В этот момент мост содрогнулся, все оглохли от шума и грохота, производимого товарным составом. Мост трясся, содрогался, словно раненый, словно почти поверженный левиафан, скрипел. Человек закрыл глаза и лег спиной на решетку шаткой платформы. Он сильно боялся, но вдруг ему стало смешно, и он дико, необузданно засмеялся, засмеялся так, как смеются колеса поезда, проезжающие по рельсам, как смеются камни, катящиеся вниз с горного склона, как смеются безумцы и просветленные, как смеются горные пики в своем молчании, готовые низвергнуть смертоносную лавину, как смеются метеориты и звезды, мерцающие во тьме, вот как он смеялся, а потом затих, и в этот момент для него не было никакого другого более устойчивого места во всей вселенной, чем эта трясущаяся сетка над бездной.
Товарный состав был самой бесконечностью, он не мог кончиться, никак не мог. Сын рефлекторно, сам того не заметив, крепко сжал руку протрезвевшего отца, никто не мог пошевелиться, все замерло и застыло.
Когда отгремел последний вагон, наступила кромешная тишина.
Человек поднялся, посмотрел под ноги, перелез обратно и обнял бродяг, они вместе сели на решетчатый пол и поглядели вниз, на то, как река несет свои воды. Кай запрыгнул на колени к человеку, едва не ставшему самоубийцей, и ласково замурлыкал.
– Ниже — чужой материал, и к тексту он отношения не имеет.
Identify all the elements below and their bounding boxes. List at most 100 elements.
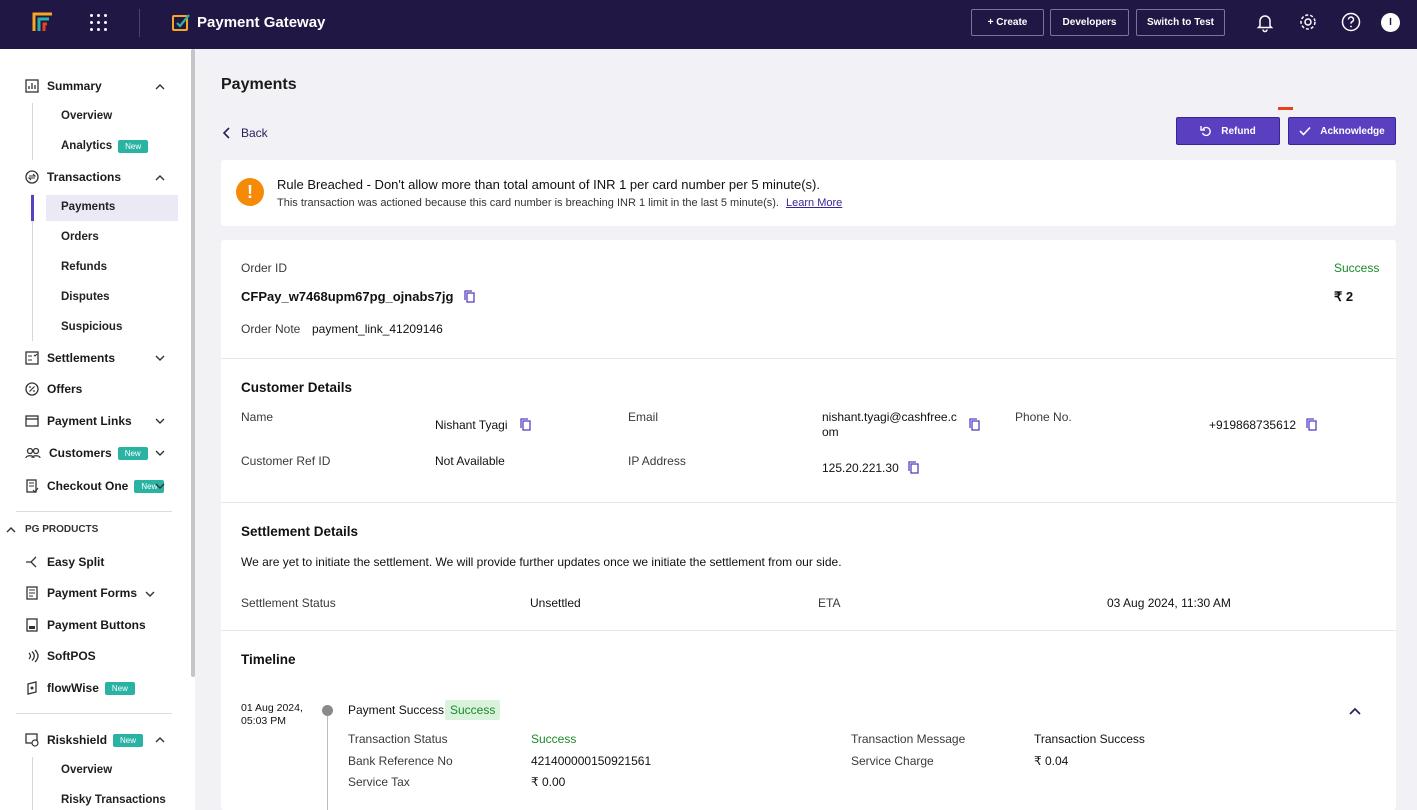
bank-ref-label: Bank Reference No bbox=[348, 754, 453, 768]
help-icon[interactable] bbox=[1340, 11, 1362, 33]
chevron-down-icon[interactable] bbox=[155, 481, 165, 491]
transactions-icon bbox=[25, 170, 39, 184]
chevron-down-icon[interactable] bbox=[155, 416, 165, 426]
sidebar-item-label: Settlements bbox=[47, 351, 116, 365]
sidebar-item-label: Transactions bbox=[47, 170, 122, 184]
copy-icon[interactable] bbox=[908, 461, 920, 474]
sidebar-item-label: Riskshield bbox=[47, 733, 108, 747]
payment-gateway-icon bbox=[172, 14, 190, 31]
section-divider bbox=[221, 630, 1396, 631]
timeline-heading: Timeline bbox=[241, 652, 296, 667]
sidebar-item-easy-split[interactable]: Easy Split bbox=[25, 555, 104, 569]
tx-status-label: Transaction Status bbox=[348, 732, 448, 746]
sidebar-item-overview[interactable]: Overview bbox=[61, 110, 113, 122]
sidebar-item-risky-transactions[interactable]: Risky Transactions bbox=[61, 794, 166, 806]
tree-line bbox=[32, 194, 33, 341]
refund-button[interactable]: Refund bbox=[1176, 117, 1280, 145]
cashfree-logo[interactable] bbox=[31, 9, 55, 33]
sidebar-scrollbar[interactable] bbox=[191, 49, 195, 677]
sidebar-item-label: Summary bbox=[47, 79, 102, 93]
sidebar-item-label: SoftPOS bbox=[47, 649, 96, 663]
section-pg-products[interactable]: PG PRODUCTS bbox=[25, 524, 99, 535]
rule-breach-alert bbox=[221, 160, 1396, 226]
phone-label: Phone No. bbox=[1015, 410, 1072, 424]
order-note: payment_link_41209146 bbox=[312, 322, 443, 336]
sidebar-item-payment-forms[interactable]: Payment Forms bbox=[25, 586, 137, 600]
email-label: Email bbox=[628, 410, 659, 424]
indicator-mark bbox=[1278, 107, 1293, 110]
order-id: CFPay_w7468upm67pg_ojnabs7jg bbox=[241, 289, 454, 304]
sidebar-item-label: Analytics bbox=[61, 140, 113, 152]
customers-icon bbox=[25, 447, 41, 459]
new-badge: New bbox=[118, 140, 149, 153]
sidebar-item-disputes[interactable]: Disputes bbox=[61, 291, 110, 303]
bell-icon[interactable] bbox=[1254, 11, 1276, 33]
sidebar-item-riskshield-overview[interactable]: Overview bbox=[61, 764, 113, 776]
warning-icon: ! bbox=[236, 178, 264, 206]
chevron-up-icon[interactable] bbox=[155, 82, 165, 92]
copy-icon[interactable] bbox=[520, 418, 532, 431]
acknowledge-button[interactable]: Acknowledge bbox=[1288, 117, 1396, 145]
sidebar-item-flowwise[interactable]: flowWise New bbox=[25, 681, 135, 695]
active-highlight bbox=[46, 195, 178, 221]
sidebar-item-checkout-one[interactable]: Checkout One New bbox=[25, 479, 165, 493]
product-name: Payment Gateway bbox=[197, 14, 326, 31]
checkout-icon bbox=[26, 479, 39, 493]
sidebar-item-suspicious[interactable]: Suspicious bbox=[61, 321, 123, 333]
sidebar-item-riskshield[interactable]: Riskshield New bbox=[25, 733, 144, 747]
sidebar-item-settlements[interactable]: Settlements bbox=[25, 351, 115, 365]
switch-to-test-button[interactable]: Switch to Test bbox=[1136, 9, 1225, 36]
bank-ref: 421400000150921561 bbox=[531, 754, 652, 768]
copy-icon[interactable] bbox=[969, 418, 981, 431]
back-link[interactable]: Back bbox=[221, 126, 268, 140]
chevron-up-icon[interactable] bbox=[1348, 704, 1362, 718]
settlement-eta: 03 Aug 2024, 11:30 AM bbox=[1107, 596, 1231, 610]
sidebar-item-label: Payment Forms bbox=[47, 586, 138, 600]
email-line: nishant.tyagi@cashfree.c bbox=[822, 410, 957, 424]
timeline-dot bbox=[322, 705, 333, 716]
sidebar-item-refunds[interactable]: Refunds bbox=[61, 261, 107, 273]
sidebar-item-payment-links[interactable]: Payment Links bbox=[25, 414, 132, 428]
create-button[interactable]: + Create bbox=[971, 9, 1044, 36]
section-divider bbox=[221, 502, 1396, 503]
sidebar-item-payments[interactable]: Payments bbox=[61, 201, 116, 213]
tx-message-label: Transaction Message bbox=[851, 732, 966, 746]
eta-label: ETA bbox=[818, 596, 841, 610]
app-grid-icon[interactable] bbox=[90, 14, 107, 31]
chevron-up-icon[interactable] bbox=[155, 735, 165, 745]
sidebar-item-softpos[interactable]: SoftPOS bbox=[25, 649, 96, 663]
contactless-icon bbox=[28, 649, 39, 663]
sidebar-item-offers[interactable]: Offers bbox=[25, 382, 82, 396]
chevron-down-icon[interactable] bbox=[145, 589, 155, 599]
sidebar-item-customers[interactable]: Customers New bbox=[25, 446, 148, 460]
timeline-line bbox=[327, 716, 328, 810]
timeline-event: Payment Success bbox=[348, 703, 445, 717]
divider bbox=[139, 9, 140, 37]
name-label: Name bbox=[241, 410, 274, 424]
sidebar-divider bbox=[16, 713, 172, 714]
undo-icon bbox=[1200, 126, 1212, 137]
customer-ref: Not Available bbox=[435, 454, 505, 468]
sidebar-item-label: Payment Links bbox=[47, 414, 132, 428]
section-divider bbox=[221, 358, 1396, 359]
chevron-up-icon[interactable] bbox=[6, 525, 16, 535]
developers-button[interactable]: Developers bbox=[1050, 9, 1129, 36]
copy-icon[interactable] bbox=[1306, 418, 1318, 431]
sidebar-item-payment-buttons[interactable]: Payment Buttons bbox=[25, 618, 146, 632]
sidebar-item-transactions[interactable]: Transactions bbox=[25, 170, 121, 184]
sidebar-item-summary[interactable]: Summary bbox=[25, 79, 102, 93]
chevron-down-icon[interactable] bbox=[155, 448, 165, 458]
copy-icon[interactable] bbox=[464, 290, 476, 303]
alert-title: Rule Breached - Don't allow more than to… bbox=[277, 177, 820, 192]
sidebar-item-orders[interactable]: Orders bbox=[61, 231, 99, 243]
chevron-up-icon[interactable] bbox=[155, 173, 165, 183]
order-id-label: Order ID bbox=[241, 261, 288, 275]
sidebar-item-analytics[interactable]: Analytics New bbox=[61, 140, 149, 153]
chevron-down-icon[interactable] bbox=[155, 353, 165, 363]
learn-more-link[interactable]: Learn More bbox=[786, 197, 843, 209]
sidebar-item-label: flowWise bbox=[47, 681, 99, 695]
gear-icon[interactable] bbox=[1297, 11, 1319, 33]
sidebar-item-label: Checkout One bbox=[47, 479, 129, 493]
avatar[interactable]: I bbox=[1381, 13, 1400, 32]
buttons-icon bbox=[26, 618, 38, 632]
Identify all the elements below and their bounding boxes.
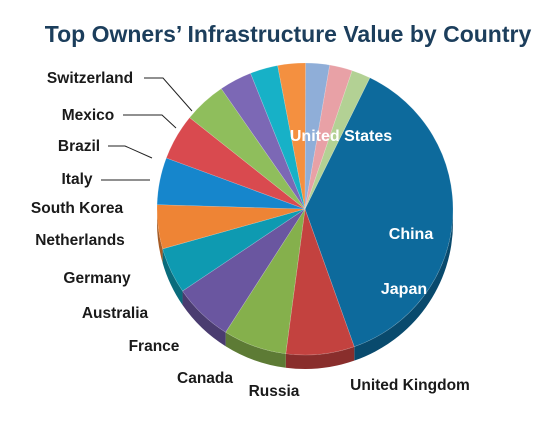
slice-side-china <box>285 346 355 369</box>
label-japan: Japan <box>381 281 427 298</box>
slice-japan <box>225 208 306 355</box>
leader-line-switzerland <box>144 77 193 112</box>
pie-slices <box>156 62 454 356</box>
label-china: China <box>389 226 434 243</box>
label-south-korea: South Korea <box>31 200 124 217</box>
label-brazil: Brazil <box>58 138 100 155</box>
slice-germany <box>189 88 306 210</box>
leader-line-brazil <box>108 145 153 159</box>
slice-china <box>285 208 355 356</box>
slice-switzerland <box>304 70 371 210</box>
label-italy: Italy <box>61 171 92 188</box>
slice-canada <box>156 204 306 250</box>
slice-labels: United States China Japan United Kingdom Rus… <box>31 70 470 400</box>
label-australia: Australia <box>82 305 149 322</box>
label-united-states: United States <box>290 128 392 145</box>
label-switzerland: Switzerland <box>47 70 133 87</box>
slice-south-korea <box>250 65 306 210</box>
slice-mexico <box>304 64 353 210</box>
slice-side-canada <box>157 209 163 263</box>
label-france: France <box>129 338 180 355</box>
leader-lines <box>101 77 193 181</box>
slice-united-states <box>304 77 454 348</box>
label-mexico: Mexico <box>62 107 115 124</box>
slice-france <box>156 157 306 210</box>
slice-netherlands <box>220 72 306 210</box>
slice-side-united-states <box>354 209 453 361</box>
label-netherlands: Netherlands <box>35 232 125 249</box>
label-canada: Canada <box>177 370 233 387</box>
slice-australia <box>165 117 306 210</box>
slice-side-russia <box>162 248 183 305</box>
label-russia: Russia <box>249 383 300 400</box>
leader-line-mexico <box>123 114 177 129</box>
slice-side-japan <box>225 332 286 368</box>
slice-italy <box>277 62 306 210</box>
pie-depth-layer <box>157 209 453 369</box>
label-united-kingdom: United Kingdom <box>350 377 470 394</box>
label-germany: Germany <box>63 270 131 287</box>
slice-united-kingdom <box>182 208 306 333</box>
slice-side-united-kingdom <box>182 290 226 347</box>
slice-russia <box>162 208 306 292</box>
slice-brazil <box>304 62 331 210</box>
chart-title: Top Owners’ Infrastructure Value by Coun… <box>45 21 532 47</box>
Отец протянул человеку бутылку, тот сделал несколько жадных глотков, настоящих, полных жизни глотков обжигающей глотку ядовитой дряни, которая пришлась к месту, которая, хоть и была черна и убийственна, но в этот момент была чистейшей, непоколебимо святой амритой.
Бывший профессор улыбнулся и прикрыл глаза, он увидел этот свет, заливающий все, как и бродяги увидели это по-своему, как и видел, и вкушал, и делился им Кай – кошачий, да и не кошачий, да и не мед на самом деле, а нечто всеобъемлющее, вневременное и вечное, объединяющее все вещи, саму любовь.
И на самом деле не было никого на этой платформе, было только одно единое целое.
Закат потух, стало темнеть, подул прохладный ветер, и человек сказал:
– Возможно, мне стоит познакомиться с той блондинкой, а?